We drove in silence as I searched for answers, filtering through everything I'd read on the Internet, and everything I thought I knew about dementia, all of which could fit in a matchbox. I finally gave up trying to come up with a scientific, logical answer and instead spoke from a place inside of me that hadn't been tapped in a long time. “She probably won't. But I think she'll enjoy it while we're there, which is the point. There're a lot of things from when I was a kid that I don't remember specifically, but I do remember the overall good feeling when I think back about school, and Friday-night football games, and visiting my cousin Emmett's watch shop. Hanging out with my best friend, swimming at Horseshoe Lake, school dances, the annual Harvest Festival they have each year downtown.”
And Tripp
. I shook my head, trying to clear my thoughts. “I just sort of think that if it makes her happy, then we should do it whether she remembers it or not.”

She was quiet for a moment. “Is she going to get better?”

I recalled Tommy's words, the truth of them finally sinking in.
She's in her own little world right now, a world that's gonna get smaller and smaller, and I'm not going to recognize her anymore.
I shook my head. “No. I'm working on getting her to see a doctor so she can get medicine that will slow the progression of the disease, but she won't get better.”

I respected Chloe too much to lie to her, and hoped that I was doing the right thing by telling her the truth. She turned her head to stare out the window and she was silent for a long time. As we passed the sign on the side of the highway that welcomed us to Indian Mound, she said, “At least she's here.”

I wanted to touch her, but I knew better. Even as a little girl, she'd wanted to figure things out on her own, to pretend that she didn't need anybody else. But when she was sick or scared, she looked to me to lie down with her or to sit under a blanket with her. And that had been enough for us both. To just be there.

“Yeah. At least she's here,” I said, in awe at the wisdom of children.

I swung into a parking space near the town green. I got out of the car, but Chloe stayed where she was. I walked around to her side and opened the door. “Everything okay in there?”
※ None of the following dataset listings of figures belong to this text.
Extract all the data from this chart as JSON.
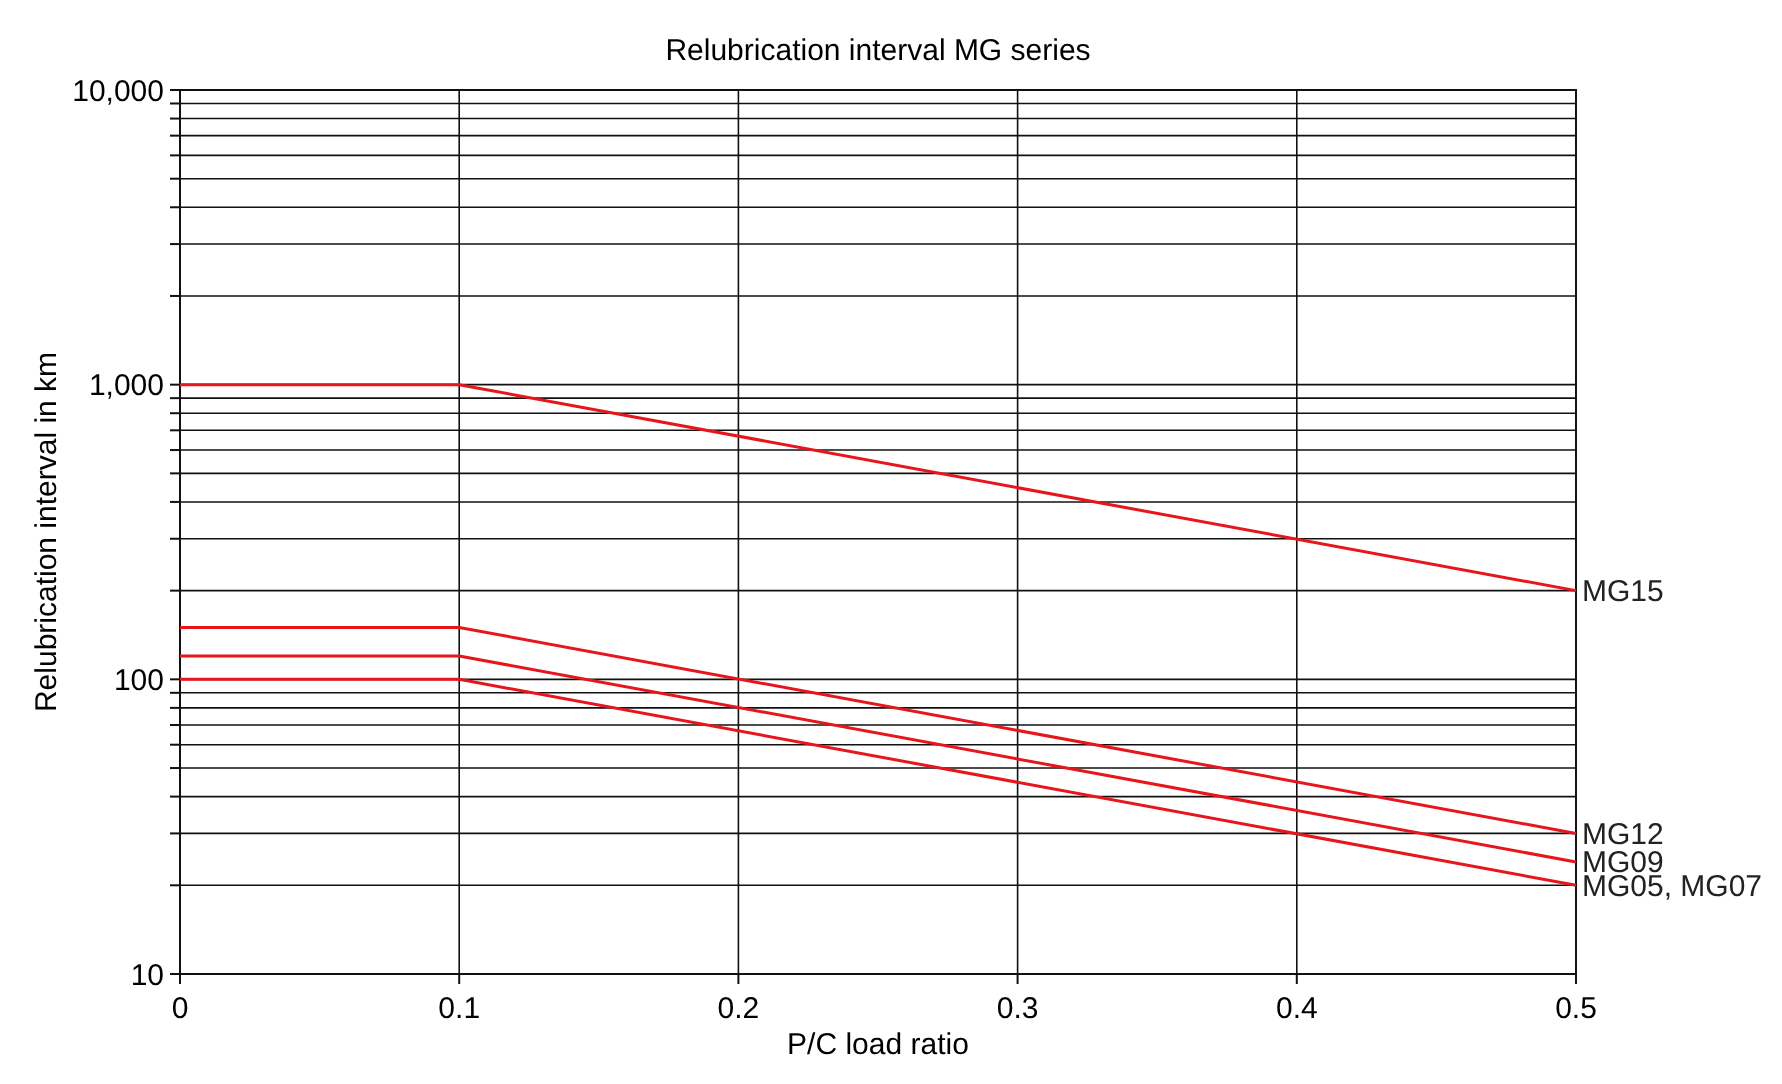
{
  "chart_data": {
    "type": "line",
    "title": "Relubrication interval MG series",
    "xlabel": "P/C load ratio",
    "ylabel": "Relubrication interval in km",
    "x": [
      0,
      0.1,
      0.5
    ],
    "series": [
      {
        "name": "MG15",
        "color": "#e8151b",
        "values": [
          1000,
          1000,
          200
        ]
      },
      {
        "name": "MG12",
        "color": "#e8151b",
        "values": [
          150,
          150,
          30
        ]
      },
      {
        "name": "MG09",
        "color": "#e8151b",
        "values": [
          120,
          120,
          24
        ]
      },
      {
        "name": "MG05, MG07",
        "color": "#e8151b",
        "values": [
          100,
          100,
          20
        ]
      }
    ],
    "log": "y",
    "xlim": [
      0,
      0.5
    ],
    "xticks": [
      0,
      0.1,
      0.2,
      0.3,
      0.4,
      0.5
    ],
    "ylim": [
      10,
      10000
    ],
    "yticks": [
      {
        "value": 10,
        "label": "10"
      },
      {
        "value": 20,
        "label": null
      },
      {
        "value": 30,
        "label": null
      },
      {
        "value": 40,
        "label": null
      },
      {
        "value": 50,
        "label": null
      },
      {
        "value": 60,
        "label": null
      },
      {
        "value": 70,
        "label": null
      },
      {
        "value": 80,
        "label": null
      },
      {
        "value": 90,
        "label": null
      },
      {
        "value": 100,
        "label": "100"
      },
      {
        "value": 200,
        "label": null
      },
      {
        "value": 300,
        "label": null
      },
      {
        "value": 400,
        "label": null
      },
      {
        "value": 500,
        "label": null
      },
      {
        "value": 600,
        "label": null
      },
      {
        "value": 700,
        "label": null
      },
      {
        "value": 800,
        "label": null
      },
      {
        "value": 900,
        "label": null
      },
      {
        "value": 1000,
        "label": "1,000"
      },
      {
        "value": 2000,
        "label": null
      },
      {
        "value": 3000,
        "label": null
      },
      {
        "value": 4000,
        "label": null
      },
      {
        "value": 5000,
        "label": null
      },
      {
        "value": 6000,
        "label": null
      },
      {
        "value": 7000,
        "label": null
      },
      {
        "value": 8000,
        "label": null
      },
      {
        "value": 9000,
        "label": null
      },
      {
        "value": 10000,
        "label": "10,000"
      }
    ],
    "grid": true,
    "marker": "none",
    "line_style": "solid"
  }
}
She pointed to the sidewalk, where a medium-size dog that looked
like a cross between a Maltese and some kind of retriever sat in the shade of an awning, its tongue lolling as it panted in the morning sun. “I'm scared he might bite me.”

“He's not showing any kind of aggression, Chloe, so I'm sure it's fine. His owner must have left him here while he ran errands.”

With a worried expression, Chloe slowly climbed out, then went around the back of the car before making her way to the sidewalk. The dog, its tail now wagging happily, stood and began trotting behind us.